Объемистые коробки стояли на пачках с деньгами, придавливая их ко дну сундука. Даргану было неприятно сознавать, что семья владеет богатствами, вложить которые в дело не представлялось возможным. Не раз он ловил на себе пристальные взгляды супруги и каждый раз отводил глаза в сторону. Сотник не мог ответить на вопрос, почему сокровища пропадают без дела, как не желал категорически покидать родные края. Он не представлял себя без казачьего уклада жизни, без стройных свечей раин, без бурного течения непокорного Терека с таким же народом, населявшим его берега.
Сложив драгоценности на место и закрыв крышку сундука, Дарган прошел в горницу и опустился на лавку. Рядом присела Софьюшка.
— Если бы я знала, как выглядит ожерелье, то я бы постаралась вспомнить, может быть, оно было в числе тех золотых изделий, которые я отнесла на продажу богатым людям во Франции, — она медленно провела рукой по закрытому волосами лбу.
— Скорее всего, так оно и получилось, — согласился казак. — Тогда мы спешили избавиться от сокровищ, иначе нас поймали бы и сдали в комендатуру. И не сидели бы мы сейчас здесь, не рассуждали бы о жизни. Вообще ничего бы не было.
— Но про бриллиант величиной с детскую голову, имеющий глубокий синий цвет, я могу сказать точно — подобных камней не было среди добытых нами драгоценностей.
— Значит, кровник Муса дал абрекам неверные сведения.

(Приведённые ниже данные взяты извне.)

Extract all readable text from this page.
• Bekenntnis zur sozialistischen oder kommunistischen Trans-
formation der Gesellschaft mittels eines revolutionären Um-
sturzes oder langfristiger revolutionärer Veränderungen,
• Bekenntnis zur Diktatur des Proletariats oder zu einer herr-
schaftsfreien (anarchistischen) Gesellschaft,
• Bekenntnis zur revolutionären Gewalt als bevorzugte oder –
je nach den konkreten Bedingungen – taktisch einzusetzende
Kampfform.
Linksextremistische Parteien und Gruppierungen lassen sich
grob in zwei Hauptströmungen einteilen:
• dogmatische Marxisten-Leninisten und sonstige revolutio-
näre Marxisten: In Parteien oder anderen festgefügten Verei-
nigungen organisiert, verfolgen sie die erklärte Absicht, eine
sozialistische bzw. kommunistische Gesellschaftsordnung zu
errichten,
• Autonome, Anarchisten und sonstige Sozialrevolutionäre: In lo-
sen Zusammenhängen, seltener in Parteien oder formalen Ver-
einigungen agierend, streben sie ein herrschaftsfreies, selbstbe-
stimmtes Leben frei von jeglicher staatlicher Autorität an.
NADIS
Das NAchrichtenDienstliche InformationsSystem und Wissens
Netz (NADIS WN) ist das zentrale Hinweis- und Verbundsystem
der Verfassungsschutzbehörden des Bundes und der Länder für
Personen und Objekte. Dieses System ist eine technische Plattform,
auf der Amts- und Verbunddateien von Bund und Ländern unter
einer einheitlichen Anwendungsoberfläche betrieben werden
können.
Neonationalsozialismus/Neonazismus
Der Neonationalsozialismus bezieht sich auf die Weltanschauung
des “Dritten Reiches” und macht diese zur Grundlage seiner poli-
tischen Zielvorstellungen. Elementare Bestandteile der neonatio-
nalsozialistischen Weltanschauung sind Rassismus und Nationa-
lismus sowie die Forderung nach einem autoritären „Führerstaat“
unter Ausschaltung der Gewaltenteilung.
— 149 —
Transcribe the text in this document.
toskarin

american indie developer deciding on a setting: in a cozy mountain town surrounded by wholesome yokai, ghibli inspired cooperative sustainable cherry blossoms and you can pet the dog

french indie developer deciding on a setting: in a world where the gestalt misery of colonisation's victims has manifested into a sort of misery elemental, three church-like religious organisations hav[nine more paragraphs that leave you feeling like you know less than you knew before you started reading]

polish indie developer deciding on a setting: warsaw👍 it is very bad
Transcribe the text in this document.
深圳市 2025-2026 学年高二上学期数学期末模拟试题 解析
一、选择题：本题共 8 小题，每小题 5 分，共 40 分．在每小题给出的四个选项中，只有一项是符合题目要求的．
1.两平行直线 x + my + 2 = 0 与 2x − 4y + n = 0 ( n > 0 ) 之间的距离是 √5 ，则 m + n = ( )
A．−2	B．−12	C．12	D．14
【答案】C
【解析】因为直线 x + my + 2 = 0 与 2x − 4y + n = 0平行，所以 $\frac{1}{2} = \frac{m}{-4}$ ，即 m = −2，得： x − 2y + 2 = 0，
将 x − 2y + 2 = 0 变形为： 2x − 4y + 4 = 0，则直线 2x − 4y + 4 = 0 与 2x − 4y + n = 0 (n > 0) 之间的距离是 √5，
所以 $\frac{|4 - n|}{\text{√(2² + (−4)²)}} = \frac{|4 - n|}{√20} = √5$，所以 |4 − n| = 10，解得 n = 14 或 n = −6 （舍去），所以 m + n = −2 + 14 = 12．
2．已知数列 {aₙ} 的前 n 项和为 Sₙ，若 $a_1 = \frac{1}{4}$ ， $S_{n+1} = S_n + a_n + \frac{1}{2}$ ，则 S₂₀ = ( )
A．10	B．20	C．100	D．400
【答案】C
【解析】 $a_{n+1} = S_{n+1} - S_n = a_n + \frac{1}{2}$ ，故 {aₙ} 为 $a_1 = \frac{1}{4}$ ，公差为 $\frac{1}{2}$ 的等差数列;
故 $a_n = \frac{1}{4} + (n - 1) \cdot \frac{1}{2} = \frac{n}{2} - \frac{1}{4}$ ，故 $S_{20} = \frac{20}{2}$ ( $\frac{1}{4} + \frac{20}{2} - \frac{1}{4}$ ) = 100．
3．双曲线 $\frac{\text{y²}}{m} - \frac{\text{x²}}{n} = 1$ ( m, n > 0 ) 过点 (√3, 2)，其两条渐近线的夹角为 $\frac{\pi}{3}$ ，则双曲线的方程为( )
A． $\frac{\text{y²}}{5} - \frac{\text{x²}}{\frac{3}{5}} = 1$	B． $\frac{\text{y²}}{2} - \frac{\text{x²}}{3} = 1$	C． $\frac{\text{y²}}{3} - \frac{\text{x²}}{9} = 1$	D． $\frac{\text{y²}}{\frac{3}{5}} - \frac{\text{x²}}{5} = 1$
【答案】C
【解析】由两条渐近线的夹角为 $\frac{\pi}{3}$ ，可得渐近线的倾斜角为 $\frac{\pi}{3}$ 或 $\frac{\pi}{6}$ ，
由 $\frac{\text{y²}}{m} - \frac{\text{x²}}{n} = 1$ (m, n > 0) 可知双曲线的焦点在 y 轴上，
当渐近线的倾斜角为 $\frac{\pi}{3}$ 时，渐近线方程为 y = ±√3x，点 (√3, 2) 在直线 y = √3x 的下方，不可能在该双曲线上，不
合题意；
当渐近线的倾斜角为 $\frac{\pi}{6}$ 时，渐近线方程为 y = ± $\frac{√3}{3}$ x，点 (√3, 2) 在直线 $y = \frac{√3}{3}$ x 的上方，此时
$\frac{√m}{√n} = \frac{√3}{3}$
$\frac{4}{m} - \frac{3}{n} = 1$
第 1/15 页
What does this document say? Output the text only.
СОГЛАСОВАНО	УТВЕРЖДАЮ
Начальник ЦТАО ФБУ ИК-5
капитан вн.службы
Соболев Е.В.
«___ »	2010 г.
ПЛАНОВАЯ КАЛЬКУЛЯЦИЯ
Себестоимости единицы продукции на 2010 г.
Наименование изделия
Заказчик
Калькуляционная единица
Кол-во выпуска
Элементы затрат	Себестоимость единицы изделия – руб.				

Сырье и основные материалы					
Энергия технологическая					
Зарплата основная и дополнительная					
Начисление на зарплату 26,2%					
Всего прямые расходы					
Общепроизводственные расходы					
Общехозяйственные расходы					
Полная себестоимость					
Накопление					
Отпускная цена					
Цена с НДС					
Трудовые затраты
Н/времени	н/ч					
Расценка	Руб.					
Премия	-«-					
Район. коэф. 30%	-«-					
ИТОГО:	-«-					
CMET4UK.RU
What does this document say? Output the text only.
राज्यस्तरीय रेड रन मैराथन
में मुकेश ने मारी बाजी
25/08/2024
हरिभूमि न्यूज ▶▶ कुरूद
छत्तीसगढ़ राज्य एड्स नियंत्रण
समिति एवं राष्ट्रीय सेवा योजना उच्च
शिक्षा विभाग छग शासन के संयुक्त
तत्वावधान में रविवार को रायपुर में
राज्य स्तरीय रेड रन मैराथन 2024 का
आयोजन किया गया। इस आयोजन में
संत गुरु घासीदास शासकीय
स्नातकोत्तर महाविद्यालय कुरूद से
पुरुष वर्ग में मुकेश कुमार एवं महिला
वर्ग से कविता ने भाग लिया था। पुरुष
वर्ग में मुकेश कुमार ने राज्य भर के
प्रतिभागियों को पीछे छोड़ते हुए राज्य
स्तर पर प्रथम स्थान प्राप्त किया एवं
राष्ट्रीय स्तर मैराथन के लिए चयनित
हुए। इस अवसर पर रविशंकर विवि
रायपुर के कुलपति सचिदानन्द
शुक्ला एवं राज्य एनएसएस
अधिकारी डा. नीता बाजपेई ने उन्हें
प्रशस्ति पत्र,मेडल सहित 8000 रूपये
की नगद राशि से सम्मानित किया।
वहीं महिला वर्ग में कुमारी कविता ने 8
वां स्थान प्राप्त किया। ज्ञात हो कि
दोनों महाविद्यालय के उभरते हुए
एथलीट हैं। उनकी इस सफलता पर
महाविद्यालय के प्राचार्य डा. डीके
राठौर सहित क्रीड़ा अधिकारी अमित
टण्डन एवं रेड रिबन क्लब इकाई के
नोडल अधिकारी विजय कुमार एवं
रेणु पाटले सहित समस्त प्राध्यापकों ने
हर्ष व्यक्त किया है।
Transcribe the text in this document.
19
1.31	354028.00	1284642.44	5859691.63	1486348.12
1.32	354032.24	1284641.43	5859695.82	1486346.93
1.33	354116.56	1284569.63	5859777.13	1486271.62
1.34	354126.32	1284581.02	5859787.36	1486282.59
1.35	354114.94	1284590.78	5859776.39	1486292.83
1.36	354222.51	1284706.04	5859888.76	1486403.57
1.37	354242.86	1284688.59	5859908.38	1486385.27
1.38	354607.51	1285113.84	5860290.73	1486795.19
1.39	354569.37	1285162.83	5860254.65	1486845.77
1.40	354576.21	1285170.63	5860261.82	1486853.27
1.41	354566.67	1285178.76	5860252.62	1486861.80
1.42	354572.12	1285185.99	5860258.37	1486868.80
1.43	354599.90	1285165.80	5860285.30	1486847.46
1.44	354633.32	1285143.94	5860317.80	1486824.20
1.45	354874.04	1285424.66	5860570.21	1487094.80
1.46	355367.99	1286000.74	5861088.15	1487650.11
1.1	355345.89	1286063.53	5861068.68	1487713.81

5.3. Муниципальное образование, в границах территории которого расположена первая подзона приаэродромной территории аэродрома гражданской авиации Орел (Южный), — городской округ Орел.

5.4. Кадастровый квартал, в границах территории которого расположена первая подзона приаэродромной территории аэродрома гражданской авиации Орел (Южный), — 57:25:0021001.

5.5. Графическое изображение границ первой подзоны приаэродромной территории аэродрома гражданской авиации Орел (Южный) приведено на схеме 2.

Когда настанет время, придется ему не только ногу, но и язык укоротить.
— Думаю, здесь ты прав полностью, — согласилась с мужем Софьюшка, набожность и великодушие которой тоже имели свои пределы.
Она снова загремела чугунками, так как время незаметно подошло к ужину.
Дарган встал и пошел готовить лошадь для поездки к сыновьям на кордон. Сытый кабардинец прядал стоячими ушами, помахивал подвязанным хвостом. Сотник вывел его из конюшни на баз, огладил крутые бока. Позванивала наборная уздечка с серебряными бляхами, которую казак привез в родную станицу еще с Отечественной войны. Не изменял себе Дарган и с выбором породы коней, за это время успев заменить уже пятого по счету кабардинца.
Он сунул в губы жеребца-трехлетки подсоленную хлебную корку, другой рукой похлопал его по холке, и вдруг под пальцами сотника перекатился шершавый шарик, вплетенный в гриву. Дарган замер, словно его опалило молнией, затем поспешно разгреб жесткие волосы, нащупал оберег размером чуть больше голубиного яйца, закаменевший от грязи, конского пота и дорожной пыли. Старели и погибали в битвах кони, а казак срезал талисман и вплетал его в гриву очередного скакуна. Для него он стал настоящим заговоренным амулетом, пусть языческим, над которым любила подшучивать Софьюшка. Но без оберега сотник в седло не залезал.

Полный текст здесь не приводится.